Theodore Herzl'in İsrail'in kurulma konferansında kendi ülkesi için şunları söylemiştir. "Topraklarımızın kuzey sınırları Kapadokya Dağları Güney sınırları ise Süveyş Kanalıdır" işte bu sınırları göz önüne aldığımız zaman İsrail oğullarının göz diktiği topraklar sadece Kudüs değil Türkiye'nin Güneydoğu Anadolu bölgesi, Doğu Anadolu bölgesi, Akdeniz'in bir kısmı ve İç Anadolu'da Nevşehir ve çevresine kadar bölgeler İsrail'in Arz-ı Mevudu’nun içinde yer almaktadır. İsrail'in göz diktiği topraklarında tarih boyunca hem Anadolu'da hem de Ortadoğu da bulunan zengin kaynakların hemen üstünde yer alması sömürü zihniyetini çok açık bir şekilde bize gösteriyor. 

Osmanlı döneminde devleti parçalamak için 1800'lü yıllarda yapılan uzun soluklu parçalama planını oluşturan devletler (ki bunun başında en büyük aktör İngiltere) Ortadoğu'yu keskin bir kılıç gibi kesip atacak bir taşeron devlet gereksinimi duydular.
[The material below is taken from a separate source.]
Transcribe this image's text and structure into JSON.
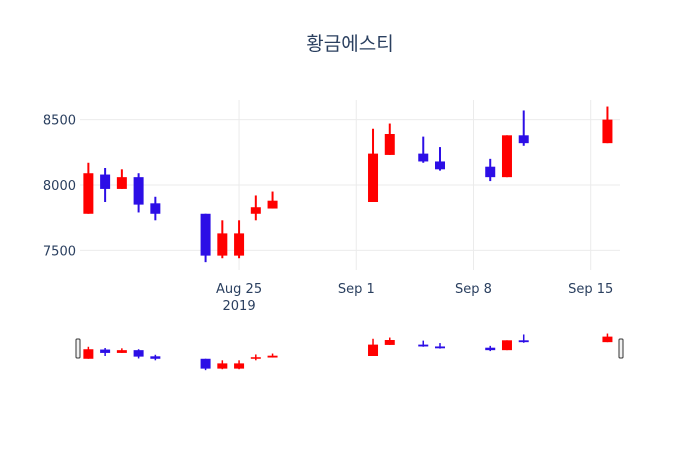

Hem dini hem de ideolojik amaçlarını saplantı haline getiren İsrail ve İsrailoğulları aslında parasal ve finansal güç olarak Osmanlı Devleti’ni parçalamayı düşünen devletlerin en büyük efendisi idiler. 

EKONOMİK VE FİNANS DÜNYASINDA Kİ GÜÇ 

Yahudiler Sanayi Devrimine kadar yoksul ve orta gelirli olarak yaşadılar ve dağınıktılar tüm dünyayı ekonomik olarak değiştiren Sanayi Devrimi ile Yahudiler birikim yapıp orta sınıfta olan tüccarlara borç verdiler ve bu borçları verirken uyguladıkları faiz sistemi ile Yahudilerin elde etmiş oldukları kazanç katlanarak arttı. İlerleyen zamanlarda ise zenginleşen Yahudiler artık devlet adamlarına, politikacılara, krallara ve imparatorlara ve dünyadaki ülkelere borç verir duruma geldiler ve zamanla bu ülkelerin uyguladıkları politikalarda söz sahibi oldular ve büyüdükçe büyüdüler Abdülhamid Han zamanında 20.Yüzyılda köleliğin borçlanmak olduğunu söylerken yanılmadığını bu örneklerle açıklıyoruz.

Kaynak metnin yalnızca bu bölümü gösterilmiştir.